Resettare e guardare avanti

Alla 38^ giornata il Monza pareggia contro l’Empoli 2-2: una partita, che al netto di tutto, era importante non perdere per tenere il vantaggio in classifica sul Palermo e, in virtù del miglior piazzamento, evitare i tempi supplementari dopo i 180' del doppio confronto. Come nel 2022, i biancorossi giocheranno i play-off, ma questa volta da testa di serie.

È normale essere delusi e rammaricati, ma anche giusto voltare pagina. Mantova (con le sue Sliding Doors) è stata fatale, ma non è ancora finita. 
Il destino ha scelto un cammino non facile, ma in salita: è lo specchio della storia del 1912, quella di un club che ha sempre sofferto fino all’ultimo secondo, nel bene e nel male. Anche e soprattutto adesso, trasformando la delusione in energia, moltiplicando le forze e dimostrando quanto la voglia di raggiungere l’obiettivo sia più importante di tutto.

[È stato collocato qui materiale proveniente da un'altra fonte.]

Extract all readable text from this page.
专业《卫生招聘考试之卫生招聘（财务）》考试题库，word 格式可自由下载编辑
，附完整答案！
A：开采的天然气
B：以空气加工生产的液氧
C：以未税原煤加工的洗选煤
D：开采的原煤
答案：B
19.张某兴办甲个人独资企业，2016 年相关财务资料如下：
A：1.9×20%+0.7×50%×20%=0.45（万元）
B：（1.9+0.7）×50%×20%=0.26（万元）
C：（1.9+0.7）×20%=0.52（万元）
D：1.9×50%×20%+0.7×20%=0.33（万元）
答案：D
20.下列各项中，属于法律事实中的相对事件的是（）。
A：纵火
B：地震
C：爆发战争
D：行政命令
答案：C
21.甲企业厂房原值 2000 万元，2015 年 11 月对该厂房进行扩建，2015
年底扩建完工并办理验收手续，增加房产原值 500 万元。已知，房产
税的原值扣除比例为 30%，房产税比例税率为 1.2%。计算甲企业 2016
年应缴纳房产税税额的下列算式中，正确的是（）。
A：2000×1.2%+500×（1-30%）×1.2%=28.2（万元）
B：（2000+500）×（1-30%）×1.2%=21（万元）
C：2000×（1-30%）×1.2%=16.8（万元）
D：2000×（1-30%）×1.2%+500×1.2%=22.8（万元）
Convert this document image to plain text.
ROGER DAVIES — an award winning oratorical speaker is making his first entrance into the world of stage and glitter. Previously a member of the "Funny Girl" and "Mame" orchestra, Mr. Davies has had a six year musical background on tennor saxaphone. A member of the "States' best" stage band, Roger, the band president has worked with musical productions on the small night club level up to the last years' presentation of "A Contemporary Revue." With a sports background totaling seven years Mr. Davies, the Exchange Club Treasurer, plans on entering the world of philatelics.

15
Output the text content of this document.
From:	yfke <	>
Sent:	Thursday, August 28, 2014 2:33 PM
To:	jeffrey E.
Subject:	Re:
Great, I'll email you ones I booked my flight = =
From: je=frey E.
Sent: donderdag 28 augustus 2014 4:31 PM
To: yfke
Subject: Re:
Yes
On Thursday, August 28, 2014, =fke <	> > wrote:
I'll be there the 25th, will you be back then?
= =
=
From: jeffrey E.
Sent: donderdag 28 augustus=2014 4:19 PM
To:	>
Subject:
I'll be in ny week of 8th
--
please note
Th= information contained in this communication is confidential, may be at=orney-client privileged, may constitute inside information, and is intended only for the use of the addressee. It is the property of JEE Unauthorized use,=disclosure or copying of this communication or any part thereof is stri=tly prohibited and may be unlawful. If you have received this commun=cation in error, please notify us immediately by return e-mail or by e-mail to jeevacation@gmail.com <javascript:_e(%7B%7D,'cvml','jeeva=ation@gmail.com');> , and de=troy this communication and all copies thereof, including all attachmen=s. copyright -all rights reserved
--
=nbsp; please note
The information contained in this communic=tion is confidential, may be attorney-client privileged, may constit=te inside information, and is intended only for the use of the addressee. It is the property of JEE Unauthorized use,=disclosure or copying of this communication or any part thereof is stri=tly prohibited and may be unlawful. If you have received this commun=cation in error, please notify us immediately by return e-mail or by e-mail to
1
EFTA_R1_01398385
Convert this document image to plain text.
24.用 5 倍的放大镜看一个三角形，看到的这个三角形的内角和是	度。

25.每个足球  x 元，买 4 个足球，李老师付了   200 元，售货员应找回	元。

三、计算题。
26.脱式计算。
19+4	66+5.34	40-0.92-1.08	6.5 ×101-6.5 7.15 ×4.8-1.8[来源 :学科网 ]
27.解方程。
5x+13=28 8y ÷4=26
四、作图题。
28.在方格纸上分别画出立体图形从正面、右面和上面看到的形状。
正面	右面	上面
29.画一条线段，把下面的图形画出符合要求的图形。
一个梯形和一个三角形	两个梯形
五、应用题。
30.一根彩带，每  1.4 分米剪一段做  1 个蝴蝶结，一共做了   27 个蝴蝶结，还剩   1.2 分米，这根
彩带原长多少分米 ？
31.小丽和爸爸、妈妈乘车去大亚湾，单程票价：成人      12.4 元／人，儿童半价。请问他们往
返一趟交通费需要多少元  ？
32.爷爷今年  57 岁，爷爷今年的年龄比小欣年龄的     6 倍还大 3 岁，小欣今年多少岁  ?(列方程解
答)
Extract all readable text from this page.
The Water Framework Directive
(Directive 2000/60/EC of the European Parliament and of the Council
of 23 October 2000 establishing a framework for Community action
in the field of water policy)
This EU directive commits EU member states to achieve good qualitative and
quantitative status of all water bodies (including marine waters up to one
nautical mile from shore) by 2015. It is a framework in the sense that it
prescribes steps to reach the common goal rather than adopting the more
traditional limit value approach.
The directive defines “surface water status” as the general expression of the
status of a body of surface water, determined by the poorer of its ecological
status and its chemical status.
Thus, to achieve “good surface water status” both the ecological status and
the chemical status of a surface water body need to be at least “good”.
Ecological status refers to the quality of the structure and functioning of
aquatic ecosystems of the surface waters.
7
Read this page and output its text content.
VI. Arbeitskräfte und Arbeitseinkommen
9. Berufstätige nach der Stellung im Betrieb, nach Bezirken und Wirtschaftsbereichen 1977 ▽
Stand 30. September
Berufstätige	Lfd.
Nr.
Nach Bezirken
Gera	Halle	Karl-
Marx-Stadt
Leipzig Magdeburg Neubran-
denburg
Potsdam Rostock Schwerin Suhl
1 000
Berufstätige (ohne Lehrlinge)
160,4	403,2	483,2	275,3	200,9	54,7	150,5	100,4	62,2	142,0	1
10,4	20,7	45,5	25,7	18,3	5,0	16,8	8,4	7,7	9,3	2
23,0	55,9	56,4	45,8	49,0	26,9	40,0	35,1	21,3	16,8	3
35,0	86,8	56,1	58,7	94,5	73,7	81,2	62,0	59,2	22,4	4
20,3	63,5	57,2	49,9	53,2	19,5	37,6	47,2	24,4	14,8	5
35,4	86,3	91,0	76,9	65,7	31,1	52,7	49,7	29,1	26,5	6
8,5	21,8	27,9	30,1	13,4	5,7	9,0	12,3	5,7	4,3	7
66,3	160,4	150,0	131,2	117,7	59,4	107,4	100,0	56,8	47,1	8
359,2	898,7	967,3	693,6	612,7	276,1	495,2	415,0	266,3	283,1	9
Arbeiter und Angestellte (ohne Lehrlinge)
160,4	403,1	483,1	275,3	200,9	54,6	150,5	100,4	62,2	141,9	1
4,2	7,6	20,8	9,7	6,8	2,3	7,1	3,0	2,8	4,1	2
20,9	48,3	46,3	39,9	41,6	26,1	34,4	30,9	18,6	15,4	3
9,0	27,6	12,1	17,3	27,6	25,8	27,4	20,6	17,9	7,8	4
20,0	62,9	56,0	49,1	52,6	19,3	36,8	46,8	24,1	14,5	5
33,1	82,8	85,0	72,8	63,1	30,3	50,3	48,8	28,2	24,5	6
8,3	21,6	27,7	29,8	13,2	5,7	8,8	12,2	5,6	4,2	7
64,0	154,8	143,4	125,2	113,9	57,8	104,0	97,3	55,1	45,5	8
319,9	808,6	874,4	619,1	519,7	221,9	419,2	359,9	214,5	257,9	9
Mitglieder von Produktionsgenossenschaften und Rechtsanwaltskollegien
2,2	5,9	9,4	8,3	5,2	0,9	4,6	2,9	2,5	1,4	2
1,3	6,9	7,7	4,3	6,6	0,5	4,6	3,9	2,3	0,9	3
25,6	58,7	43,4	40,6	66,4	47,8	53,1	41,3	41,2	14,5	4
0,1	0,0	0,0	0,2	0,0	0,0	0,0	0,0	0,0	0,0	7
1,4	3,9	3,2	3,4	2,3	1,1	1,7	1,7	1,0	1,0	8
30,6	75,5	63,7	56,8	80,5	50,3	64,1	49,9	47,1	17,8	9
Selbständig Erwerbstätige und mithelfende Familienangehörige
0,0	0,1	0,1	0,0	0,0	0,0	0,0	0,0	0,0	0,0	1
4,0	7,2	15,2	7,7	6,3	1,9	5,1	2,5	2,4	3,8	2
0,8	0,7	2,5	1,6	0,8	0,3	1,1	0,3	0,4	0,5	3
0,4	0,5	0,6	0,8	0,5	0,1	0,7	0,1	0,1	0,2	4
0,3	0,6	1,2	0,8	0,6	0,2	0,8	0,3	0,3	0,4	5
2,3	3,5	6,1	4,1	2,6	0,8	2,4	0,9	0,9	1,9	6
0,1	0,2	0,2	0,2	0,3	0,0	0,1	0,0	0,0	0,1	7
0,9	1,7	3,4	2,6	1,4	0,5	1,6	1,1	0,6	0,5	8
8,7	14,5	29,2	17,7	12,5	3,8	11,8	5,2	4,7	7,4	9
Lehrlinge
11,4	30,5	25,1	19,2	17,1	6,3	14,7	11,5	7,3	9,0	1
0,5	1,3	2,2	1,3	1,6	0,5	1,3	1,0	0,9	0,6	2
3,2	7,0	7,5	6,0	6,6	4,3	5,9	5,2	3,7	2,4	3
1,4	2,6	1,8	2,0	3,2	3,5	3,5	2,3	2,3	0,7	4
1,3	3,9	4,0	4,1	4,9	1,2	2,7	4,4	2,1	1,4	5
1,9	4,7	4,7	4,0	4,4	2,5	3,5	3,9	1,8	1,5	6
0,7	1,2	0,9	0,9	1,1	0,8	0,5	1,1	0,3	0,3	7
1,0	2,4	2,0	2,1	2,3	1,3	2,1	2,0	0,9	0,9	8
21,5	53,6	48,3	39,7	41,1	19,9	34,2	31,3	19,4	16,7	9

Non è questo il momento di piangersi addosso, né tantomeno di avventurarsi in giudizi funesti che non hanno alcun valore critico. Bisogna guardare avanti e non indietro. Con entusiasmo. Perché quello che è stato non si può cambiare, ma il futuro può essere ancora scritto. 
È ora di rilanciare, con carattere e determinazione, con lo spirito di chi vuole riscattarsi gettando il cuore oltre l’ostacolo. E remando tutti dalla stessa parte: squadra, ambiente, stampa, tifosi. Insieme.

C’è ancora un’occasione per arrivare in alto, con la regola dei 5 secondi di Alex Zanardi a forgiare la mentalità: un passo alla volta, senza mai mollare.

E sabato 16 maggio, con la semifinale d’andata, si inizierà a fare sul serio.

Only the brave. Perché, lo insegna Mandela: “L'uomo coraggioso non è colui che non prova paura, ma colui che riesce a superarla”.